Aslında Hollanda Türk toplumu, belirli, tanınan ve bilinen sorunlarla uğraşmaktan çok, sembolik, reklam amaçlı faaliyetlerle "Hollanda’da 60. Yılı: Türk İş Gücü ve Göçü Kutlamaları" kapsamında etkinlikler düzenlemektedir.
Ben karşı değilim ama aslında bu çeşit çok kültürlü, yerel, bölgesel ve ulusal faaliyetlerin kalıcı olması önemli. Ancak anlamakta zorlandığım konu şu:
Sessiz ve gündem yaratmayan Hollanda Türk-Müslüman toplumu.
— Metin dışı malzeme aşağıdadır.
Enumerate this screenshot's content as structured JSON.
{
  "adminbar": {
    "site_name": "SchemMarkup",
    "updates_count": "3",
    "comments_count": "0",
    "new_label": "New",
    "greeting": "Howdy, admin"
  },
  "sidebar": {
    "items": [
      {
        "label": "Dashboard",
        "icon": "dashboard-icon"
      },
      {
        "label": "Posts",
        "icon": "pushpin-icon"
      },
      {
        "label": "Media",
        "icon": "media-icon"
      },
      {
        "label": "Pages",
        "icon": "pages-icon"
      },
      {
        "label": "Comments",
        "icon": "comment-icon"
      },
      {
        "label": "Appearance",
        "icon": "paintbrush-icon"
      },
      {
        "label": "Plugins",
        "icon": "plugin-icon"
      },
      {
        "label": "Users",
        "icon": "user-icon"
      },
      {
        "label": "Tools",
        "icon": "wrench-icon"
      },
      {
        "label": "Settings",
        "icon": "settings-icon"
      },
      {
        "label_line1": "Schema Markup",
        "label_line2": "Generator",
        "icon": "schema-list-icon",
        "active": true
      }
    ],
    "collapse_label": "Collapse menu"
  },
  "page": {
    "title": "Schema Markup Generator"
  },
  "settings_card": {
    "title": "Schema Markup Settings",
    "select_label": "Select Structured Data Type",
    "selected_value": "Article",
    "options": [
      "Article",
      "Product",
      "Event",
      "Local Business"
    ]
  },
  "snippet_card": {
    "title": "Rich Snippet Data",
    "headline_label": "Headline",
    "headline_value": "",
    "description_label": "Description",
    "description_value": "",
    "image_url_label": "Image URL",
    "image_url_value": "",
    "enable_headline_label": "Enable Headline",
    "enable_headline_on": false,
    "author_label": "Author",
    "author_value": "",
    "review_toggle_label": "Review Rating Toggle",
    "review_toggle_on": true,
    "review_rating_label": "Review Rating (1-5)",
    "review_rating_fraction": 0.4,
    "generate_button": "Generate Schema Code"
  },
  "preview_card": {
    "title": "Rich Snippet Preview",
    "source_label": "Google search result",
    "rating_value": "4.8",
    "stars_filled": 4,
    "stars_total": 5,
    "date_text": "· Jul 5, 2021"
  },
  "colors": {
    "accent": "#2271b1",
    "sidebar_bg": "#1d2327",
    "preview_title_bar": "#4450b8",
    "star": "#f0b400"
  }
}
Sanki hiç mi hiç sorunumuz yokmuş gibi, kafalarımızı kuma gömerek Hollanda’da var olmanın gerekliliğini, anlamını ve artı değerimizi anlatmazsak, bizi daha dün Hollanda’ya gelen mültecilerle eşdeğerde tutarlar ve kantarın terazisinin bir diğer gözüne de bizi koyarlar.
Temsili Kurum ve Sözcümüz
Hollanda’da Türk göçmen toplumunu temsil edecek, seküler, bağımsız, partisiz ve dünyevi ideolojilerden uzak örgütlenme ve temsili gerçekleştiremedik. Her vakıf, dernek, federasyon ve İslami vakıf kendilerini 500 bin Hollanda Türkü’nün temsilcisi olarak görüyor. Tabii ki hizmetleri marjinallikten öteye gidemiyor.
Son 6 Ayda Neleri Üretebildik?
22 Kasım 2024'te Hollanda Temsilciler Meclisi ve 6 Haziran'da Avrupa Parlamentosu seçimleri geldi geçti. Bu konuda yükselen aşırı sağa ve anti göçmen, mülteci ve Müslüman toplumuna karşı politikalar hakkında fikir ve eylem birliği üretemedik.
Yetkililer Bilgisiz ve İlgisiz
Yetkili olanlar, suyun başında olanlar bilgisiz, yetkisiz ve etkisizler. O halde ben bir Hollandalı’dan farklı olmayan, Ersoy’a uğramış ve kendi kimliğini kaybeden bir Türk-Müslüman toplumu görüyorum. İşin garibi, kendini muhafazakar, Pan Türk ve Pan İslamcı olduğunu düşünen, inanan ve yaşadığını kabul eden bir toplum.
Var Olan Travmalarla Yaşamayı Öğrenmek Gerek
İnsan bir ömrü boyunca bireysel, toplumsal, ulusal ve evrensel travmalarla doludur. Önemli olan, insanın kendi ve çevre travmaları ile yaşamasını öğrenmesi ve yeni umutlarla yaşam ufkunu genişletmesidir.
Nazım Hikmet Ran bile her türlü ortamda umudunu hiç kaybetmemiştir. Bunu en güzel şekilde şu sözlerinde ifade etmiştir:
"Güzel günler göreceğiz, güneşli günler
Motorları maviliklere süreceğiz
Çocuklar inanın, inanın çocuklar
Güzel günler göreceğiz, güneşli günler
Motorları maviliklere süreceğiz."
Güne güzel ve güneşli bir pazartesi ile başlamak ne güzel. Saygılarımla.